Gordon Growth Model is also known as the dividend discount model.  It is the model, which we use for the calculation of the intrinsic values of the stock on the bases of the future series of the dividends that grow with constant rates. This model also solves the present values of the future dividends of the infinite series. While on the other hand enterprise value EBITDA is the method, in which we apply multiples to a company’s EBITDA for the estimation of enterprise value. It is the simple form and measure for the valuation of the company.  It is the simple evaluation method than the others. According to this approach, if higher the number then the company will be more expensive. The best way to use this approach is to compare it to that of the other similar companies. We use one approach versus to the other approach for knowing the condition of the company; we use that approach which we think that it is simple to use.
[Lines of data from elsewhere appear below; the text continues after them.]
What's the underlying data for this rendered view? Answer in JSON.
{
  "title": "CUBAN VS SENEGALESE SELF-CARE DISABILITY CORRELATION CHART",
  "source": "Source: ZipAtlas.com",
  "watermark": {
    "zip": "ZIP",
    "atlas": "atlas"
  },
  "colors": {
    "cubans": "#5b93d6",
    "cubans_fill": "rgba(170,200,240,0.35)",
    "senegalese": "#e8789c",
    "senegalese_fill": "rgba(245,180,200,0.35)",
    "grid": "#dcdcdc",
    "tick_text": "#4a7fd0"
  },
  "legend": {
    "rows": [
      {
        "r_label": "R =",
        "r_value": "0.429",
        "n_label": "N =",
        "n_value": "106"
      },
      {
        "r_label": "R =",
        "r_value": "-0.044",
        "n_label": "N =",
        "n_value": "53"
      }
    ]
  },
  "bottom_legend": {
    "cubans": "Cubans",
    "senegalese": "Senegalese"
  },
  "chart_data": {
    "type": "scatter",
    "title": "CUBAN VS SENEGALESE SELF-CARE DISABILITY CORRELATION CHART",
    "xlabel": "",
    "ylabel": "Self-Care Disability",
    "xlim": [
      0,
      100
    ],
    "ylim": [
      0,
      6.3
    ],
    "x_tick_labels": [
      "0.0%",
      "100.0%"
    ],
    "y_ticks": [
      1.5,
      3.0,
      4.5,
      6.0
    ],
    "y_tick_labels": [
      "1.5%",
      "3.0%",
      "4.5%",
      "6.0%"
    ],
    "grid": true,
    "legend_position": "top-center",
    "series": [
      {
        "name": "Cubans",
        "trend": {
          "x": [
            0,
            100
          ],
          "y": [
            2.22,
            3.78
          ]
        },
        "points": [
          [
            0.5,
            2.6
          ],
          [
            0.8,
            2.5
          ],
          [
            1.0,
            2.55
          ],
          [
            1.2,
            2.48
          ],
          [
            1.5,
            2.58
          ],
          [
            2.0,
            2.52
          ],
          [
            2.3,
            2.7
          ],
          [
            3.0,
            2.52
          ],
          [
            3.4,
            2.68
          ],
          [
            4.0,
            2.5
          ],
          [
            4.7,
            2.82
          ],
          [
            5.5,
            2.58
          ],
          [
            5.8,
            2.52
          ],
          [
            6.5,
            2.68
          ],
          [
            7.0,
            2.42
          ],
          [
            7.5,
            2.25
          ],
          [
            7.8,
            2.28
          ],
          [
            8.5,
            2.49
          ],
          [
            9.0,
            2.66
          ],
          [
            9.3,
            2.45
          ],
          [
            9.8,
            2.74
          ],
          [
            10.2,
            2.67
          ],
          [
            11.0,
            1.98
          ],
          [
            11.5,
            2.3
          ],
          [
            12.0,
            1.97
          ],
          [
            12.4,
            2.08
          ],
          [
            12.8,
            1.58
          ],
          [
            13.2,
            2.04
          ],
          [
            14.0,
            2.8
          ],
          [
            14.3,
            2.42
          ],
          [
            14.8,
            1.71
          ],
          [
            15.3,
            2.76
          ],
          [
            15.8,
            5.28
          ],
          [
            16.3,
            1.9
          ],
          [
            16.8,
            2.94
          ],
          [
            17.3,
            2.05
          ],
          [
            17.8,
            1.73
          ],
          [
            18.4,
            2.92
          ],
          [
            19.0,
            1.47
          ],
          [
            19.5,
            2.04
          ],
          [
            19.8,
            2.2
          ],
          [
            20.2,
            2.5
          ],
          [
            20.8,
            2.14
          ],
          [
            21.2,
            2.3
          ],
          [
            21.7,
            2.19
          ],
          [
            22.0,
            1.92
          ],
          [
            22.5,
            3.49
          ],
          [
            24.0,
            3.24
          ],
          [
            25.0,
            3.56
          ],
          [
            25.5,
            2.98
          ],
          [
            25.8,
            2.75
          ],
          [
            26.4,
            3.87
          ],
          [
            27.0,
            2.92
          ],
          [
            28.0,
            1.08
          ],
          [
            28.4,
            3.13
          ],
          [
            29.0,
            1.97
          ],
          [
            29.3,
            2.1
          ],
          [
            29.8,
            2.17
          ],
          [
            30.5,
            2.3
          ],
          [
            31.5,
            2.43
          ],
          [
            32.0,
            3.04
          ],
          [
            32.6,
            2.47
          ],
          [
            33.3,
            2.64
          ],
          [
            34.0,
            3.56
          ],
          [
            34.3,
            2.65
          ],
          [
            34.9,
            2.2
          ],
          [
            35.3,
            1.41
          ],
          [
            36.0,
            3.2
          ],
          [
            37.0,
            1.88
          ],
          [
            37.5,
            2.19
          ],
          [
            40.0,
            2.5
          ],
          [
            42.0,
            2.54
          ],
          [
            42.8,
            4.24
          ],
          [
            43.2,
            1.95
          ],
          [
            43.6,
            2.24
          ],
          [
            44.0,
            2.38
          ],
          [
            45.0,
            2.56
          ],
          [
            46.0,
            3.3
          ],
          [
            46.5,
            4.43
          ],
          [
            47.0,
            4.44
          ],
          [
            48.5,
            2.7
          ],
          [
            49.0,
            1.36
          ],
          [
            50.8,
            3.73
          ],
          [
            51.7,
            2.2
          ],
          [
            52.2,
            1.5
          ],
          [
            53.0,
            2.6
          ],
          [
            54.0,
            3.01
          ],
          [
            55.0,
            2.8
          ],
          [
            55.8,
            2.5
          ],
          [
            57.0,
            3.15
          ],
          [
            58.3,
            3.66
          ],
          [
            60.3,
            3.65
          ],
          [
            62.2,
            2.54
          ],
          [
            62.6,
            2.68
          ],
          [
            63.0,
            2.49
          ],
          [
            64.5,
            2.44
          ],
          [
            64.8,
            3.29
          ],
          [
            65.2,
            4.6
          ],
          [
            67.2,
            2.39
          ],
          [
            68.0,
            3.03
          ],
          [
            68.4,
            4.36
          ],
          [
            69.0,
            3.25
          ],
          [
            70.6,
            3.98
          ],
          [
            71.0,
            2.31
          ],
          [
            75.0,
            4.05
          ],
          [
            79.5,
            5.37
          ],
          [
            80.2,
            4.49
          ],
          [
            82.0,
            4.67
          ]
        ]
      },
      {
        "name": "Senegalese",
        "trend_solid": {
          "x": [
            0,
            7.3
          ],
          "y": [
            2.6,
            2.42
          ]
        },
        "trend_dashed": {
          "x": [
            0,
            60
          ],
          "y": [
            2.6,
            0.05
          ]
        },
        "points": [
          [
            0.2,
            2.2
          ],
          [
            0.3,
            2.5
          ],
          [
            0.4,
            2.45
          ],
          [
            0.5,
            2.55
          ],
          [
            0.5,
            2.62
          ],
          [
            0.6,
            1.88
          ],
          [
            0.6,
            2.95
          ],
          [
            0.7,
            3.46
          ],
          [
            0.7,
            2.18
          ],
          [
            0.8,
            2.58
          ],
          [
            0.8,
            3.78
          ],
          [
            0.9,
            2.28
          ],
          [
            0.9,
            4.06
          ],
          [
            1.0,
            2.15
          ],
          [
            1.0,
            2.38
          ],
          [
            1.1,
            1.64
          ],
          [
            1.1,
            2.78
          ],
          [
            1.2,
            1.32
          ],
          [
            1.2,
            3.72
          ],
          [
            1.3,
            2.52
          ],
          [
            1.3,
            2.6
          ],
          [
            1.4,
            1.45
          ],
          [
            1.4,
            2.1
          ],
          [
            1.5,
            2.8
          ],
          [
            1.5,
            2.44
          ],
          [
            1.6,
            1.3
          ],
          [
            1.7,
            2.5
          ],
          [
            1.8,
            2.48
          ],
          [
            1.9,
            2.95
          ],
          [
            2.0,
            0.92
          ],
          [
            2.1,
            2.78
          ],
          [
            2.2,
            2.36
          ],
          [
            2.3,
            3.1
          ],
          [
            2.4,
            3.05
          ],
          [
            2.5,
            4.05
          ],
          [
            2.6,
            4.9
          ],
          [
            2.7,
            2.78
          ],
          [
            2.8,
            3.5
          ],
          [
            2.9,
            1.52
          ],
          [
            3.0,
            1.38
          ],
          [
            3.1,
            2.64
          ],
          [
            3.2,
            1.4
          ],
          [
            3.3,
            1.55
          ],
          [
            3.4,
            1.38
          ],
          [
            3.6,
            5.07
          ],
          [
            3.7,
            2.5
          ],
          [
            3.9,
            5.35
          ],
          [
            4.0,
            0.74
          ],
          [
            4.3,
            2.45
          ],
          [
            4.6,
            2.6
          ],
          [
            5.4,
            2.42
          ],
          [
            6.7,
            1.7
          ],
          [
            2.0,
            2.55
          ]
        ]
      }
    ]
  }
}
EBITDA and Gordon Growth Model both are either approach that we use for knowing that companies are going I profit or in loss, by using these approaches we can estimate the future values of the companies. (Damodaran, 2013)

 

What are the primary differences in the calculation approach for WACC and APV valuation models? How are capital structure differences dealt with between each? Which types of companies should be valued using one approach versus another?

APV is the type of the DCF valuation method that value the firms operations assuming that there is the discount at the equity finance and it is the equity finance then values NOL’s, interest tax shields and other non-operating assets are at the discount rates. APV method is use when it is expected to change the structure of the firm over the investment horizon, while WACC is the used as a part of DFC and is a discount rate. It is used when there is possibility to remain stable the structure of the organization. it is used for the valuation of the firm based on after tax cost. Both of these methods are used for the valuation of the assets in place or for the valuation of the operation.